Kembali ke Indonesia, Amien Rais membangun karier akademik yang cemerlang di UGM. Ia diangkat sebagai guru besar ilmu politik pada 1990, sebuah pencapaian luar biasa di masa ketika gelar profesor masih sangat langka dan prestisius. Sebagai akademisi, ia dikenal karena pendekatannya yang kritis terhadap isu-isu politik dan keislaman, sering kali mengintegrasikan wawasan global dengan nilai-nilai lokal. Tulisan-tulisannya, seperti buku Tauhid Sosial (1984), menawarkan pandangan tentang bagaimana Islam dapat menjadi landasan bagi keadilan sosial dan perubahan politik, sebuah gagasan yang selaras dengan semangat reformasi yang kemudian ia wujudkan.
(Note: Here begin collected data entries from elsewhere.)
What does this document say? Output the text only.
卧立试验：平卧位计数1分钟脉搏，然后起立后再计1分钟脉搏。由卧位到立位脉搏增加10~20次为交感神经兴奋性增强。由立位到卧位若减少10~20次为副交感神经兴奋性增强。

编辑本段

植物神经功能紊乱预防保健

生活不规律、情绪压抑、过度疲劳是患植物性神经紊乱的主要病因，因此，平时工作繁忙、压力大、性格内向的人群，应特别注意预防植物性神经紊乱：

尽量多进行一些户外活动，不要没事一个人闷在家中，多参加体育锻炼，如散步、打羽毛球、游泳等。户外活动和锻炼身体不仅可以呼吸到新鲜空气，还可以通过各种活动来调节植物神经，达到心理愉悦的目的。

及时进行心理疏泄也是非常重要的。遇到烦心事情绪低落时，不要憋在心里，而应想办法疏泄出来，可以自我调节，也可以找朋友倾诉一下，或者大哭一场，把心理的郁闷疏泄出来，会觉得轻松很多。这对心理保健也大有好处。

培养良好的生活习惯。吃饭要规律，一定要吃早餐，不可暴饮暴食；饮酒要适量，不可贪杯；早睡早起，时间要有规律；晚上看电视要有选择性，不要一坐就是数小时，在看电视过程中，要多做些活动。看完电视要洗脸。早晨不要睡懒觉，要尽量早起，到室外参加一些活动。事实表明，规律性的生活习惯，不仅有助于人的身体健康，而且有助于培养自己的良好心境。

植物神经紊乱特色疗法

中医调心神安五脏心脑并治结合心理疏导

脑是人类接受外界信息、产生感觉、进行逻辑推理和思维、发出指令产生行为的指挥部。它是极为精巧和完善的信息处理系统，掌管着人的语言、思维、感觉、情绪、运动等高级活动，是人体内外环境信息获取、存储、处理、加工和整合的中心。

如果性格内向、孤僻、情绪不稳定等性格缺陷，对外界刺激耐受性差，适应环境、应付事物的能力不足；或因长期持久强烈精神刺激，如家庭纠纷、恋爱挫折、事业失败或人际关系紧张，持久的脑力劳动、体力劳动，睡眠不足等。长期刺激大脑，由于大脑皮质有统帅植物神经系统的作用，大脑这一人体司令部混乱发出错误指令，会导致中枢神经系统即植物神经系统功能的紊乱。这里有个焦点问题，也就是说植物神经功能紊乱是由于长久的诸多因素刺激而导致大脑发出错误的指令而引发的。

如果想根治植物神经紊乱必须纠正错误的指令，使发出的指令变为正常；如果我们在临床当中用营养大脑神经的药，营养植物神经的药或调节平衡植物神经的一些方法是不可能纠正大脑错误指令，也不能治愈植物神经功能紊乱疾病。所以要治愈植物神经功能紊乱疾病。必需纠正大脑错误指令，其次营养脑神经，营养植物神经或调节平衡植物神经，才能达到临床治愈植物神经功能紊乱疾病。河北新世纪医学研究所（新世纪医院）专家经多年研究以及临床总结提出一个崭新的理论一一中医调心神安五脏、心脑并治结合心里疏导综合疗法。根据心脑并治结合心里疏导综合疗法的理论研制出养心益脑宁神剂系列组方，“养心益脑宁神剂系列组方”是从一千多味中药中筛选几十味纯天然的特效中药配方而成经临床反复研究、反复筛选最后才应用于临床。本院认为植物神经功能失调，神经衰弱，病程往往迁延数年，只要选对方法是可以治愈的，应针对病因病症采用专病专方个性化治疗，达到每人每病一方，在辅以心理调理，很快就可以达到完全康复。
Amien Rais bukan hanya akademisi, tetapi juga bagian dari kuartet intelektual Muslim yang mengguncang wacana keislaman Indonesia pada era 1980-an hingga 1990-an. Bersama Cak Nur, Gus Dur, dan Kang Jalal, ia mewakili generasi emas pemikir Islam progresif yang berusaha menjembatani tradisi agama dengan modernitas. Cak Nur, dengan konsep sekularisasi dan “Islam Yes, Partai Islam No,” menawarkan pendekatan inklusif terhadap hubungan agama dan negara. Gus Dur, melalui gagasan kemanusiaan dan pluralisme, memperjuangkan harmoni antaragama dan keadilan sosial. Kang Jalal, dengan kecenderungan filsafat dan kecintaannya pada wacana Syiah, membawa perspektif kritis terhadap ortodoksi keagamaan. Amien Rais, dengan latar belakang politik dan keislaman yang kuat, melengkapi kuartet ini dengan fokus pada hubungan antara Islam, kekuasaan, dan perubahan sosial.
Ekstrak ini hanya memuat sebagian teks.